Red Leaf, Avocado, and Grapefruit Salad with Olive-Mint Vinaigrette
Avocado and Hearts of Palm Salad
Spinach–Goat Cheese Salad with Caramelized Pecans and Jamaica Vinaigrette
Caramelized Pecans or Peanuts (Garapiñados)
Boston Lettuce Salad with Avocado Dressing, Candied Pineapple, and Spicy Pumpkin Seeds
Spicy Pumpkin Seeds (Pepitas Enchiladas)
Watermelon and Tomatillo Salad with Feta Cheese
Jicama, Beet, Orange, and Caramelized Peanut Christmas Salad (Ensalada de Navidad)
Tomato and Mozzarella Salad with Pickled Ancho Chile Vinaigrette
Although the United States shares an immense border with Mexico, Mexican food is often misunderstood here. Take salads, for example. Most Americans don’t think of them as part of our cuisine, but we eat them all the time. And no, we don’t have “taco salads”! We use seasonal, fresh ingredients found in the daily markets and the mercados sobre ruedas (“markets on wheels”) that roll through our neighborhoods and are similar to farmers’ markets in the United States. Mexicans have shopped “local” for centuries.
Not every Mexican dish is full of chiles and heat, and that is true of salads too. What’s more, our everyday salads have a generous share of international elements. They are often dressed with vinaigrettes that include soy sauce, Maggi Sauce (see the sidebar), one or another mustard, and Worcestershire sauce, all standard ingredients in Mexican pantries.
At the same time, we lean toward what may seem to you exotic or unusual, using ingredients like Jamaica, here in the vinaigrette that dresses the Spinach–Goat Cheese Salad with Caramelized Pecans, or the combination of mint and jalapeño that spikes the Watermelon and Tomatillo Salad with Feta Cheese. We give salads texture and crunch by sprinkling nuts, such as the Caramelized Pecans or Peanuts, or Spicy Pumpkin Seeds, as in the Boston Lettuce Salad with Avocado Dressing.
Salads can be party food too. It isn’t December if I’m not walking into a Christmas party with my take on Mexico’s traditional Ensalada de Navidad, which bathes jicama, beets, oranges, and caramelized peanuts in a honey vinaigrette.
However varied our salads may be, they always have an underpinning of simplicity and ease.

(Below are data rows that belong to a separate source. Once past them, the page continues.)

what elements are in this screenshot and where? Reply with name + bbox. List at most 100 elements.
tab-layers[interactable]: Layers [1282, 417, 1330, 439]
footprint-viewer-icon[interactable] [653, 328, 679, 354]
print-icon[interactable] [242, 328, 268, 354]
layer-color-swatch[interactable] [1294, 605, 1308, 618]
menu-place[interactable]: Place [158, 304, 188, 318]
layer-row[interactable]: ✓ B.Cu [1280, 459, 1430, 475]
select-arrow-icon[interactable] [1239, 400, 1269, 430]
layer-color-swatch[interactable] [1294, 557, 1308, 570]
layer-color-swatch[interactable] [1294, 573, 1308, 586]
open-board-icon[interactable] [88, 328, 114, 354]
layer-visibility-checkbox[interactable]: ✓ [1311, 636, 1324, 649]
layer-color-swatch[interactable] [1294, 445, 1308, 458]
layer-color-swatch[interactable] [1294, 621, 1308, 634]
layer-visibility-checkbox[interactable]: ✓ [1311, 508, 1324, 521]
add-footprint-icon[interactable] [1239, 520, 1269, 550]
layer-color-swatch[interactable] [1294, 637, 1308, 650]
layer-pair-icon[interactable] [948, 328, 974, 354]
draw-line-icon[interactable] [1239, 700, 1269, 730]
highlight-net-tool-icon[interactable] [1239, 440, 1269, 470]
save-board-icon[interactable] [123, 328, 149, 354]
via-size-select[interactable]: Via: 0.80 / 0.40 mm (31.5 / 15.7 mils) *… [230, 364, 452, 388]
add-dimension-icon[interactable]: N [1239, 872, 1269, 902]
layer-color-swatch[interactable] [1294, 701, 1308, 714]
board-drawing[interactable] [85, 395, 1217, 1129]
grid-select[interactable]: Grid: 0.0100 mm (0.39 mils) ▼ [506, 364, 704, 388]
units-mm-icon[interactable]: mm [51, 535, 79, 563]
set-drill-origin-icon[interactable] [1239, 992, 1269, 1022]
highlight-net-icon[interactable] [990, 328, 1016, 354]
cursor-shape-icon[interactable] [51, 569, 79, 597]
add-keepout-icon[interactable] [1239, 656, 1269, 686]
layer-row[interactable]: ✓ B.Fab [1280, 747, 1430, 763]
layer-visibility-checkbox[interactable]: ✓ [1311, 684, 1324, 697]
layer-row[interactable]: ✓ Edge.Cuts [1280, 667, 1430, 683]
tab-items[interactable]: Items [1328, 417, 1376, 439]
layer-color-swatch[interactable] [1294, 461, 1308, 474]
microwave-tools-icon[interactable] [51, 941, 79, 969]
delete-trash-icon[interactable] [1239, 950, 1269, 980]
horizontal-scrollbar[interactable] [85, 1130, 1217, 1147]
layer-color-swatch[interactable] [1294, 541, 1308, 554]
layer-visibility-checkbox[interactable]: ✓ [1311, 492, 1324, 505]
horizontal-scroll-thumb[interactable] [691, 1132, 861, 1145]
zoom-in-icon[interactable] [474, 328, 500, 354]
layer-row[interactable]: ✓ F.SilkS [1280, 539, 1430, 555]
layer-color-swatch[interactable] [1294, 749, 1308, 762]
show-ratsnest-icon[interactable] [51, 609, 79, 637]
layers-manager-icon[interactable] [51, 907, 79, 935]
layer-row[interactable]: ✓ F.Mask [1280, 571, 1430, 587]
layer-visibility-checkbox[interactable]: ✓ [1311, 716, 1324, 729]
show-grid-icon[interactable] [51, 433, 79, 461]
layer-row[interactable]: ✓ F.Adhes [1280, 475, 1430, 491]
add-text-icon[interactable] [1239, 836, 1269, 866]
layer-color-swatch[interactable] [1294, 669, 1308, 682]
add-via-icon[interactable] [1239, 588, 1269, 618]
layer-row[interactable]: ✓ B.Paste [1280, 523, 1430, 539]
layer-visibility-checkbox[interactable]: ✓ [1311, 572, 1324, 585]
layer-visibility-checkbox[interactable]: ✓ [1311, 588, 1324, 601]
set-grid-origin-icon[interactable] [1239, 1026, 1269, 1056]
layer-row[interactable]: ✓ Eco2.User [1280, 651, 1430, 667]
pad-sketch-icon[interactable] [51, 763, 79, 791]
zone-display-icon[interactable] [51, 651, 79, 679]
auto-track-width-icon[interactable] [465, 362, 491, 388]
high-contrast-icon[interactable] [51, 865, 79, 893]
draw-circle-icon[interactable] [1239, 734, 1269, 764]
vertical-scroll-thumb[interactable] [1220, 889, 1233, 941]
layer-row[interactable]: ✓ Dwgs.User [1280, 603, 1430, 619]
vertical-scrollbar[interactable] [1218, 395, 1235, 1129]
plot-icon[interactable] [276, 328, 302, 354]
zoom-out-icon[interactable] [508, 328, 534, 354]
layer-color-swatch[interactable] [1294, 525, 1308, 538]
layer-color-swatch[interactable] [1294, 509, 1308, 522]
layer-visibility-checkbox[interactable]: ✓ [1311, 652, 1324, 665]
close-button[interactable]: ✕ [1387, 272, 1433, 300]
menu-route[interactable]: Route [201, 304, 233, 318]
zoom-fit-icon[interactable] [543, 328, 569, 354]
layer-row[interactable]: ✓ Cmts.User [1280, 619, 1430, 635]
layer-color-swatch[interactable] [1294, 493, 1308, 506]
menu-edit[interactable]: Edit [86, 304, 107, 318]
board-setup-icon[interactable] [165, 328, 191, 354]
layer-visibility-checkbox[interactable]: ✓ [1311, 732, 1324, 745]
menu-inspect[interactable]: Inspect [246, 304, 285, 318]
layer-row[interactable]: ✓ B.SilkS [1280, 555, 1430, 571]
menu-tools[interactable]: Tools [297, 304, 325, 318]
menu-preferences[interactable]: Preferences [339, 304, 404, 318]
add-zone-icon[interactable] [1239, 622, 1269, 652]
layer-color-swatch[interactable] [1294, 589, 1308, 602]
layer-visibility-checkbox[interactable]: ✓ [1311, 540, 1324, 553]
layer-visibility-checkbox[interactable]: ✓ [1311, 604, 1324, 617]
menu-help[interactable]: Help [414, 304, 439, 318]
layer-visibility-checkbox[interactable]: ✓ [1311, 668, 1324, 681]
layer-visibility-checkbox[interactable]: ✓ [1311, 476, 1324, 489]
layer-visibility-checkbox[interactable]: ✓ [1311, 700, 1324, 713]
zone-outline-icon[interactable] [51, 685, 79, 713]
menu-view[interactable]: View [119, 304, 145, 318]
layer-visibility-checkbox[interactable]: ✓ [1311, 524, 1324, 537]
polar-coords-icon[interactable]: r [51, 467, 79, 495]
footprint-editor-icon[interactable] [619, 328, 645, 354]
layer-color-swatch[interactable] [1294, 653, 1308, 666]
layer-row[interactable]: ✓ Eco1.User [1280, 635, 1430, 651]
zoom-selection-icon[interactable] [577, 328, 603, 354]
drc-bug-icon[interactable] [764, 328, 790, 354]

The French use a whisk or fork to emulsify a vinaigrette, but we just shake it up in a jar or whir it in a blender, and we add ingredients a ojo de buen cubero (“with good judgment,” or “a wise eye”): un tanto de vinagre, un tanto de aceite, y la puntita de una cucharita de mostaza—“up to here of vinegar, up to here of oil, and the tip of a teaspoon of mustard.”